Amiloride-sensitive sodium channel (ENaC) plays an important role in recovery from pulmonary edema. Recently, it has been shown that an activation of protein kinase C (PKC) could affect the mRNA expression of ENaC in rat parotid gland cells and A6 distal nephron epithelial cells. To determine whether an activation of PKC would regulate the mRNA expression or the function of ENaC, we stimulated rat alveolar type II epithelial cells with phorbol 12-myristate 13-acetate (PMA), a potent PKC activator, at a concentration of 100 nM. The mRNA expression of α -, β -, and γ -ENaC subunits and amiloride-sensitive current were measured. PMA inhibited the mRNA expression of all 3 ENaC subunits (α -ENaC: 56.0% ± 12.1%; β -ENaC: 62.6% ± 15.9%; γ -ENaC: 68.5% ± 10.6%, respectively) and amiloride-sensitive current (control = 7.0 ± 1.5 μ A/cm 2 ; PMA = 1.7 ± 0.9 μ A/cm 2) significantly at 24 hours. On the other hand, 4 α -phorbol didecanoate 4 α -PDD, inactive form of PMA, had no inhibitory effect on α - and γ -ENaC expression or amiloride-sensitive current.
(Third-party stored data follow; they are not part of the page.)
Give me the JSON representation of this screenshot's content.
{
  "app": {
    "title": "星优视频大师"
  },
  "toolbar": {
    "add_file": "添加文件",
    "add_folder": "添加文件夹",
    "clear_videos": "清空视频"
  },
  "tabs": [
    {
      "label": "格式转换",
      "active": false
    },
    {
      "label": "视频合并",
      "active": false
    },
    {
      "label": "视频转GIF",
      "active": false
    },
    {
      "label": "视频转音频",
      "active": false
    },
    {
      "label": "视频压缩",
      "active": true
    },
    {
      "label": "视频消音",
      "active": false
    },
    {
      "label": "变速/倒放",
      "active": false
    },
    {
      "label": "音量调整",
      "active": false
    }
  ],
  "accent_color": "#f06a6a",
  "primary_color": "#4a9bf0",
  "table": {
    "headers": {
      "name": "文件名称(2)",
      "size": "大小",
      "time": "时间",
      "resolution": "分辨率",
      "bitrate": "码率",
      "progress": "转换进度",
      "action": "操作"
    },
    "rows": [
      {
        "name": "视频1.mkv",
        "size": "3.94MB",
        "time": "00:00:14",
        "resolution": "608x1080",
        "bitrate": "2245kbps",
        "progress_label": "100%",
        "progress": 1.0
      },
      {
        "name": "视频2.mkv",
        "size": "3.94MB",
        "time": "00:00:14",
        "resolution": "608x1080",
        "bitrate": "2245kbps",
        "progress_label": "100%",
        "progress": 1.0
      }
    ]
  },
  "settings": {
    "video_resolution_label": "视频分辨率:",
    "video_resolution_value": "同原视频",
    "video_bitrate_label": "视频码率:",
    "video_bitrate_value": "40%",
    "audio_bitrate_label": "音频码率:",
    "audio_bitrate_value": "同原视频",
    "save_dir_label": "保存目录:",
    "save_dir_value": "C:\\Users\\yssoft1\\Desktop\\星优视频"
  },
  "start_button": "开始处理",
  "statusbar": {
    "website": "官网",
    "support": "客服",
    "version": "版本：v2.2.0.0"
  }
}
However, no significant difference was seen in β -ENaC expression between PMA and 4 α -PDD. GF 109203X, a wide-range PKC inhibitor, blocked the inhibitory effect of PMA on all ENaC subunits mRNA expression. These results suggest that an activation of PKC may play an important role in the regulation of ENaC mRNA expression and function.